This Article is our follow-up to our Part I on Steps to Avoid Malpractice Claims for Plaintiffs’ Lawyers. In this Article, we expand on some of the most common ways that plaintiffs’ attorneys may find themselves defending a malpractice claim, and provide some suggestions on how to avoid them entirely.
A common source of malpractice claims is filing a suit against the wrong party, which can be avoided through a thorough investigation of the facts of the case. Attorneys can find themselves in hot water when they rely on information provided by their clients and fail to investigate further.
Recommendations:
- Complete a thorough investigation to properly identify the persons responsible for your clients’ injuries. More on completing thorough investigations is discussed below.

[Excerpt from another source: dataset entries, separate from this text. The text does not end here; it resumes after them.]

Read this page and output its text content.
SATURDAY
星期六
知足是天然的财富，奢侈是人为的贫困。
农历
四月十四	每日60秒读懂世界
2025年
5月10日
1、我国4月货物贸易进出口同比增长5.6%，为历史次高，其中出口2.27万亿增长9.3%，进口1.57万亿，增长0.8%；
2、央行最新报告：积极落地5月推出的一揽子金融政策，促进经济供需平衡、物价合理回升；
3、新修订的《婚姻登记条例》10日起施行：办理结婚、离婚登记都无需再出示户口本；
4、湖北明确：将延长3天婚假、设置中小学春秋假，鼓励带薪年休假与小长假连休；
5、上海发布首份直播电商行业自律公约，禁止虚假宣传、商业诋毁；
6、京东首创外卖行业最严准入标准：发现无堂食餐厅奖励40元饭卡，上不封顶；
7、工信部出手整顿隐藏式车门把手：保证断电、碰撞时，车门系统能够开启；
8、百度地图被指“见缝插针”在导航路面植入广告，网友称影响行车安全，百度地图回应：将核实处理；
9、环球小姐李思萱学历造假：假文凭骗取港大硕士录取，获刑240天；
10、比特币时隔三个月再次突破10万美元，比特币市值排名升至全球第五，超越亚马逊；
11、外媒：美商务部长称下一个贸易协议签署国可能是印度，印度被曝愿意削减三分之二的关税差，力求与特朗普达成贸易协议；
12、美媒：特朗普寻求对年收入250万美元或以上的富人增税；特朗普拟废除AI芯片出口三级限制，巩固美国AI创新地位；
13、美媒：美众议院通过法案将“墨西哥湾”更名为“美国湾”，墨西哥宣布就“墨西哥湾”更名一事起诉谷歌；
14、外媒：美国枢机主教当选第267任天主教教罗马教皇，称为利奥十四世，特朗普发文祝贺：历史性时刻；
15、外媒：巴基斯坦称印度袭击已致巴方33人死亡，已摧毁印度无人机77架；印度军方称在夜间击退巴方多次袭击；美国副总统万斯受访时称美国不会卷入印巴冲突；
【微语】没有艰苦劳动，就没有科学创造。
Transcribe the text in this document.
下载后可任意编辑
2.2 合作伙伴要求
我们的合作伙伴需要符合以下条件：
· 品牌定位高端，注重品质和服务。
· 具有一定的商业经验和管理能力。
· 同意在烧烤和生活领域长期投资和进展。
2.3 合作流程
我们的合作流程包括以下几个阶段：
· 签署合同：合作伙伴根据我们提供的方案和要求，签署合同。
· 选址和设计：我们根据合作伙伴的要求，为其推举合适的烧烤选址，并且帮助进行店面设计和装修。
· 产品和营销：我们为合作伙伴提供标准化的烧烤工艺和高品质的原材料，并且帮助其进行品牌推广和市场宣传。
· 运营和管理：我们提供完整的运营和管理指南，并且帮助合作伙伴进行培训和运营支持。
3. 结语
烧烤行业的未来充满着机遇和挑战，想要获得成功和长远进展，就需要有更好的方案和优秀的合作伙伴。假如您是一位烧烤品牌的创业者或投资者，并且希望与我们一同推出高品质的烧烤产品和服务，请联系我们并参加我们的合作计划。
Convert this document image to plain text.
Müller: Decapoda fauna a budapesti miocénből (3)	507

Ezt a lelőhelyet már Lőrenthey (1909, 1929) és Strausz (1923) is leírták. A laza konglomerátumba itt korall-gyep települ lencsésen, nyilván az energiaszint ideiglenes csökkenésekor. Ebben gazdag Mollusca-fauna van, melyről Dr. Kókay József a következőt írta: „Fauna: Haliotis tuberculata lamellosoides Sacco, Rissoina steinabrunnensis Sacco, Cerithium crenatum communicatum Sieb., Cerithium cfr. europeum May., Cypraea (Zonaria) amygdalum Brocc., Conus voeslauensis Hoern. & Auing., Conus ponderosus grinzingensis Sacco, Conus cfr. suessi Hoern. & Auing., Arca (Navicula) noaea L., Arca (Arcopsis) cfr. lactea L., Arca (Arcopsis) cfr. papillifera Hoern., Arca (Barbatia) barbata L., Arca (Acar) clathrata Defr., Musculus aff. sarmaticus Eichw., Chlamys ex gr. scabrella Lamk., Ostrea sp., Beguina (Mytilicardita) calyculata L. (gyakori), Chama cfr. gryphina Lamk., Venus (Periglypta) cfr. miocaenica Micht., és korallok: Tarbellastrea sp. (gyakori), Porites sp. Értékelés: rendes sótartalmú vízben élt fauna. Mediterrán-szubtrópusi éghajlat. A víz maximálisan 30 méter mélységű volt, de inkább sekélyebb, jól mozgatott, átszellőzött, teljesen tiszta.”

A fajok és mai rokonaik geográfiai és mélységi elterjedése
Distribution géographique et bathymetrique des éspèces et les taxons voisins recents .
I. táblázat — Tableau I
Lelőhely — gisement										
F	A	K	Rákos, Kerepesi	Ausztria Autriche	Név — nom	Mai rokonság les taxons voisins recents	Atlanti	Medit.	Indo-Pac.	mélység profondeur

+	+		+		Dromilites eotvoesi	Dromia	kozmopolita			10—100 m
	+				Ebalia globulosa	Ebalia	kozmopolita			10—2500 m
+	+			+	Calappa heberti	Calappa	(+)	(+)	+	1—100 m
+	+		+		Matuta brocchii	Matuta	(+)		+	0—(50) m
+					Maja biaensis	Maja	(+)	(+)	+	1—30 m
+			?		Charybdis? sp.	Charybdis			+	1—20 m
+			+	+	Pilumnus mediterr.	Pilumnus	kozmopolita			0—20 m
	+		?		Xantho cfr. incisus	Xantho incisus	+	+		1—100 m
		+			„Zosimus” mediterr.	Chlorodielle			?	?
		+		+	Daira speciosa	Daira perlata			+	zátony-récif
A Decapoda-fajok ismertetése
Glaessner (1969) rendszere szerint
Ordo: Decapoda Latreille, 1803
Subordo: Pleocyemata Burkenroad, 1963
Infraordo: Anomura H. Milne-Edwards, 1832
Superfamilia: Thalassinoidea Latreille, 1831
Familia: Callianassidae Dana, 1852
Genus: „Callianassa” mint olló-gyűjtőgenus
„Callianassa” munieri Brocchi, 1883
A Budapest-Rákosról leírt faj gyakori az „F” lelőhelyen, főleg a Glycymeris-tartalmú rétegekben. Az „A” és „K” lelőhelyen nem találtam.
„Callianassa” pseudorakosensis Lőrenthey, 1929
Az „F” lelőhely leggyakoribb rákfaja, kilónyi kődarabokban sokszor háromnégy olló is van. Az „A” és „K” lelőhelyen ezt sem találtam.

- Do not rely solely upon the information provided by your client as it is insufficient to shield you from a malpractice claim.
Inadequate investigation or discovery of facts is a substantive (and quite common) error, as well as the failure to adequately research and understand the procedural rules that apply.
Recommendations:
- Complete adequate and thorough legal research and due diligence.
- Conduct competent research to make an informed decision.
- Fully investigate or evaluate the sufficiency of the claims or defenses available.
- Stay current in the areas of law in which you practice.
Failure to hire an expert or the proper type of expert—whether arising from procrastination, unfamiliarity with subject matter, lack of understanding about legal procedure or simply inexperience—is yet another source of malpractice claims.
Make no mistake–failure to retain an expert witness within the deadlines set by the court may doom the plaintiff’s case. A judge may grant the defendants motion to dismiss if she finds that the plaintiff could not win unless he had a properly qualified expert witness to give testimony on his behalf.
Another problem can arise when the lawyer retains the wrong expert, particularly when the expert testifies about an issue outside the realm of his expertise. This could arise where a psychiatrist is the subject of the suit, but the lawyer has retained a family therapist or social worker.
Recommendations:
- Do not procrastinate in the proper investigation of the case.
- Understand the technical subject matter and proper legal procedure, ensuring that you have retained the proper type of expert witness and done so within the deadlines set by the court.
When a lien has been imposed by an insurance company, medical service or provider, the attorney is required to pay the lienholder the amount due from money received in any judgment or settlement. If the plaintiff’s attorney overlooks the lien, she may be personally obligated to satisfy it.
Recommendations:
- Again, first and foremost–do your due diligence. The lien should not be accepted as valid without scrutiny and confirmation that the filing requisites have all been correctly observed.
- Ensure that liens are satisfied from money received in settlement or judgment.
- Review Ethics Opinion 681 regarding third party interests in client funds when questions arise.
It’s pretty straightforward—any time an attorney acts legally without the expressed written or verbal consent of a client—that attorney opens himself or herself up to a potential legal malpractice claim.
Recommendations:
- Convey all settlement offers or get clear authority regarding acceptance or rejection of such offers.
- Ensure that your client fully comprehends the terms of the proposed settlement.
- All discussions, recommendations and actions taken should be documented. A client could forget that the attorney had advised her regarding the settlement and its terms. Or a client advancing a legal malpractice claim could seek to use the lack of documentation to her advantage.
While it may be tempting to accept a client when you need the work, practicing outside your jurisdiction is an invitation to a malpractice claim. Numerous claims arise when the attorney misses the statute of limitations in another jurisdiction–whether arising from a failure to adequately research the applicable procedural rule in that jurisdiction or a failure to properly understand the rule.
Recommendations:
- Ensure that you’re able to practice in the applicable foreign jurisdiction.
- Seek qualified counsel in the other state on issues where you may not possess the requisite expertise.
- If you decide to refer the case to another attorney, take care in understanding the rules surrounding referral fees. Historically, there were no specific rules regarding the payment of referral fees from one lawyer to another. But that has since changed, and referral fees in Texas must be based on either a “proportion of services” basis or a “joint responsibility” basis. And don’t forget to have the client sign off on such arrangement.
Again and again, legal malpractice actions are filed against attorneys who decide to venture outside their area of expertise. Perhaps a personal injury attorney accepted a tax controversy or bankruptcy case. Lawyers may feel particularly tempted to accept such a case where a lucrative claim is presented, or a family member or friend asks for help and the attorney feels obligated to do so.
Recommendations:
- Be honest with yourself–ask yourself whether you possess the sufficient skill, training, and experience to handle the legal matter at hand.
- Dedicate the time and resources to obtain the requisite knowledge and expertise.
- If you do not have time and resources to acquire the necessary knowledge and expertise, decline the case.